CBR has been implemented in a non-uniform way in a hundred countries since the 1970s, according to Venkatesh, but more data is hard to find. “But that doesn’t mean it doesn’t work,” he continued. “It may not be perfect, and maybe standardisation is required, but doing away with it completely is not the answer – especially in developing countries, where there is no alternative mechanism to provide rehabilitation services to poorer people.”

“A lot of the evidence,” he continued, “is also in different languages – Malay, Chinese, Swahili, etc. – because CBR is practiced at the local and national levels in so many different countries. So the criticism that there’s no evidence isn’t valid.”

Perhaps this also reflects the fundamental nature of how and where CBR is implemented: “People with limited resources don’t live for evidence, they live by supporting each other, building community resilience, mutual respect, interdependence,” as Venkatesh put it.

But evidence that CBR works isn’t entirely absent either. For example, a May 2021 study from Kabul reported that “social support from family members and people in the surroundings, and a sense of belonging, are fundamental social needs of people with hearing loss”.

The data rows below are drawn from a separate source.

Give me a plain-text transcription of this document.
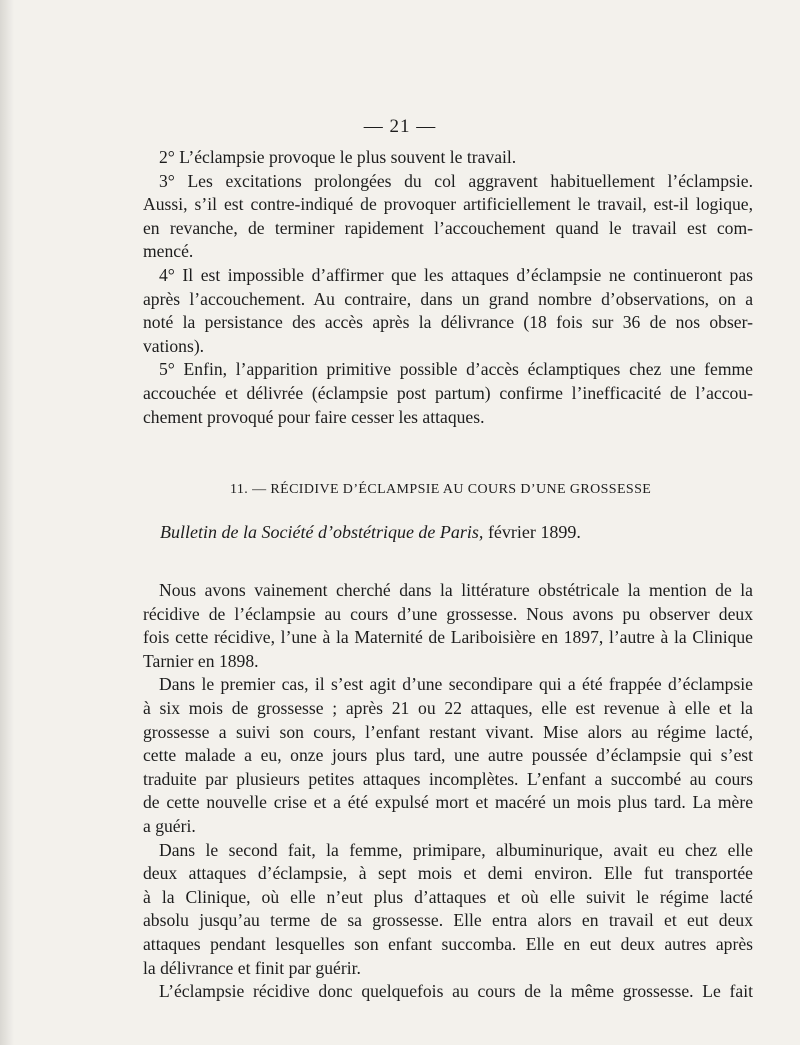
— 21 —
2° L’éclampsie provoque le plus souvent le travail.
3° Les excitations prolongées du col aggravent habituellement l’éclampsie.
Aussi, s’il est contre-indiqué de provoquer artificiellement le travail, est-il logique,
en revanche, de terminer rapidement l’accouchement quand le travail est com-
mencé.
4° Il est impossible d’affirmer que les attaques d’éclampsie ne continueront pas
après l’accouchement. Au contraire, dans un grand nombre d’observations, on a
noté la persistance des accès après la délivrance (18 fois sur 36 de nos obser-
vations).
5° Enfin, l’apparition primitive possible d’accès éclamptiques chez une femme
accouchée et délivrée (éclampsie post partum) confirme l’inefficacité de l’accou-
chement provoqué pour faire cesser les attaques.
11. — RÉCIDIVE D’ÉCLAMPSIE AU COURS D’UNE GROSSESSE
Bulletin de la Société d’obstétrique de Paris, février 1899.
Nous avons vainement cherché dans la littérature obstétricale la mention de la
récidive de l’éclampsie au cours d’une grossesse. Nous avons pu observer deux
fois cette récidive, l’une à la Maternité de Lariboisière en 1897, l’autre à la Clinique
Tarnier en 1898.
Dans le premier cas, il s’est agit d’une secondipare qui a été frappée d’éclampsie
à six mois de grossesse ; après 21 ou 22 attaques, elle est revenue à elle et la
grossesse a suivi son cours, l’enfant restant vivant. Mise alors au régime lacté,
cette malade a eu, onze jours plus tard, une autre poussée d’éclampsie qui s’est
traduite par plusieurs petites attaques incomplètes. L’enfant a succombé au cours
de cette nouvelle crise et a été expulsé mort et macéré un mois plus tard. La mère
a guéri.
Dans le second fait, la femme, primipare, albuminurique, avait eu chez elle
deux attaques d’éclampsie, à sept mois et demi environ. Elle fut transportée
à la Clinique, où elle n’eut plus d’attaques et où elle suivit le régime lacté
absolu jusqu’au terme de sa grossesse. Elle entra alors en travail et eut deux
attaques pendant lesquelles son enfant succomba. Elle en eut deux autres après
la délivrance et finit par guérir.
L’éclampsie récidive donc quelquefois au cours de la même grossesse. Le fait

The CBR Global Network – an alliance of non-governmental stakeholders working on CBR in different parts of the world – has held that instead of doing away with the idea, the WHO should focus on streamlining CBR efforts and gathering more data on what works, or doesn’t. If not, the group believes healthcare and rehabilitation access for persons with disabilities – particularly those in the LMICs – will only become more unequal.

“CBR must be included as an integral part of service delivery strategy in the resolution on rehabilitation for all, expected to be tabled in the World Health Assembly in 2022,” a document the group recently published says. They hope that the WHO is listening, so that CBR efforts in India across and around the world can be strengthened instead of forgotten.